Created on 30 Jan. 2025

Assess the quality of the AI-generated content by voting

Score: 0

Why do we need votes?

Votes are used to determine whether we need to re-run our summarizing tools. If the count reaches -10, our tools can be restarted.

Similar papers summarized with our AI tools

Navigate through even more similar papers through a

tree representation

Look for similar papers (in beta version)

By clicking on the button above, our algorithm will scan all papers in our database to find the closest based on the contents of the full papers and not just on metadata.

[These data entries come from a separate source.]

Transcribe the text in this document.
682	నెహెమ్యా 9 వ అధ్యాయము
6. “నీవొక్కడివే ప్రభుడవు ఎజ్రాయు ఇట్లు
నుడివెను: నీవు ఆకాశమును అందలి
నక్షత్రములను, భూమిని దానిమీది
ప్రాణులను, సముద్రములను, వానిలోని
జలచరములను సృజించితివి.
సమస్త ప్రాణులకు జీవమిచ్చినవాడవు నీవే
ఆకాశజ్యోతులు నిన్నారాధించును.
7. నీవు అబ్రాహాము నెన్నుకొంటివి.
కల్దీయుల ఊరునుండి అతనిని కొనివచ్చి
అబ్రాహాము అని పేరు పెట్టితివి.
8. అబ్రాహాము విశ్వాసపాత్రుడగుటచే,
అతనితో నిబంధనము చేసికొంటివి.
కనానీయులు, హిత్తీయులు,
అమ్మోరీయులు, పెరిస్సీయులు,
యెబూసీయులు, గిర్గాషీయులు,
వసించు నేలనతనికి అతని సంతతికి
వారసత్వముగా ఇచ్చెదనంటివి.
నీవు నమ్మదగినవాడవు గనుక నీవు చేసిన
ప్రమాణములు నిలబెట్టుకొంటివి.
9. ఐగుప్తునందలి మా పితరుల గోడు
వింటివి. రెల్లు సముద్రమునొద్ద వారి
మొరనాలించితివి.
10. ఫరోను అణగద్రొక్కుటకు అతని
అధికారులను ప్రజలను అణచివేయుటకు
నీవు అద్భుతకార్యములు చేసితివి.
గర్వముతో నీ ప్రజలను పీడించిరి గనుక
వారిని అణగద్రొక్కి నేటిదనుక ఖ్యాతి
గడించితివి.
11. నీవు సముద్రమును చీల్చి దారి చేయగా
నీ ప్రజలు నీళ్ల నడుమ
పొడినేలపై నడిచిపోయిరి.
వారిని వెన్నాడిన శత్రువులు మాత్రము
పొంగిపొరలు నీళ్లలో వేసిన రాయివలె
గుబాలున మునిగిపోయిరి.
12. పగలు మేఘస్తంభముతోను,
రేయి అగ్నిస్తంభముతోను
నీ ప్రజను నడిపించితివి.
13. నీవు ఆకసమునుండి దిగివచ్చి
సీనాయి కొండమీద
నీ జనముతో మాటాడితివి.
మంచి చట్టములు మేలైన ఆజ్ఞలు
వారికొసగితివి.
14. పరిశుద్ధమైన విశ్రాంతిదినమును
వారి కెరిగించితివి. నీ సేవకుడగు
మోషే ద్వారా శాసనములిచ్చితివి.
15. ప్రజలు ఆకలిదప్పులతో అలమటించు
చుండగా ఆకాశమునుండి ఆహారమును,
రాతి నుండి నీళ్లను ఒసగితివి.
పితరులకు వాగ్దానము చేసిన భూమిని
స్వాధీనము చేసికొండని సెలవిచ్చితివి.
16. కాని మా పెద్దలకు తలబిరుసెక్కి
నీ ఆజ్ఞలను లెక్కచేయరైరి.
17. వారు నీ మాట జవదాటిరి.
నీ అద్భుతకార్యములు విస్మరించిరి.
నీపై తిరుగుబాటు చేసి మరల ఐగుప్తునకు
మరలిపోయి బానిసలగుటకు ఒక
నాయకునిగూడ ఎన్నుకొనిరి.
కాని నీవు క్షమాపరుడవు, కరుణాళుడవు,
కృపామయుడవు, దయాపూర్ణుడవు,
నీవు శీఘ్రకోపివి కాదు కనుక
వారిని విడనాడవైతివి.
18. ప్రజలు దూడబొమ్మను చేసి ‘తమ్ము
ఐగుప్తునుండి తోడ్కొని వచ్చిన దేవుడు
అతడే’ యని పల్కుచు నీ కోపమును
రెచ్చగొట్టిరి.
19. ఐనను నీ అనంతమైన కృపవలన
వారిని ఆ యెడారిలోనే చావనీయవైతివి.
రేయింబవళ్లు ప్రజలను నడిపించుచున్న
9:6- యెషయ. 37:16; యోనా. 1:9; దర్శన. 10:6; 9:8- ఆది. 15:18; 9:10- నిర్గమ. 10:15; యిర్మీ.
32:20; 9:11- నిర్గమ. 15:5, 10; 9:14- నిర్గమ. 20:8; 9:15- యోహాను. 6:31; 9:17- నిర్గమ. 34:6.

Please note that it only works for papers that we have generated summaries for and you can rerun it from time to time to get a more accurate result while our database grows.

Disclaimer: The AI-based summarization tool and virtual assistant provided on this website may not always provide accurate and complete summaries or responses. We encourage you to carefully review and evaluate the generated content to ensure its quality and relevance to your needs.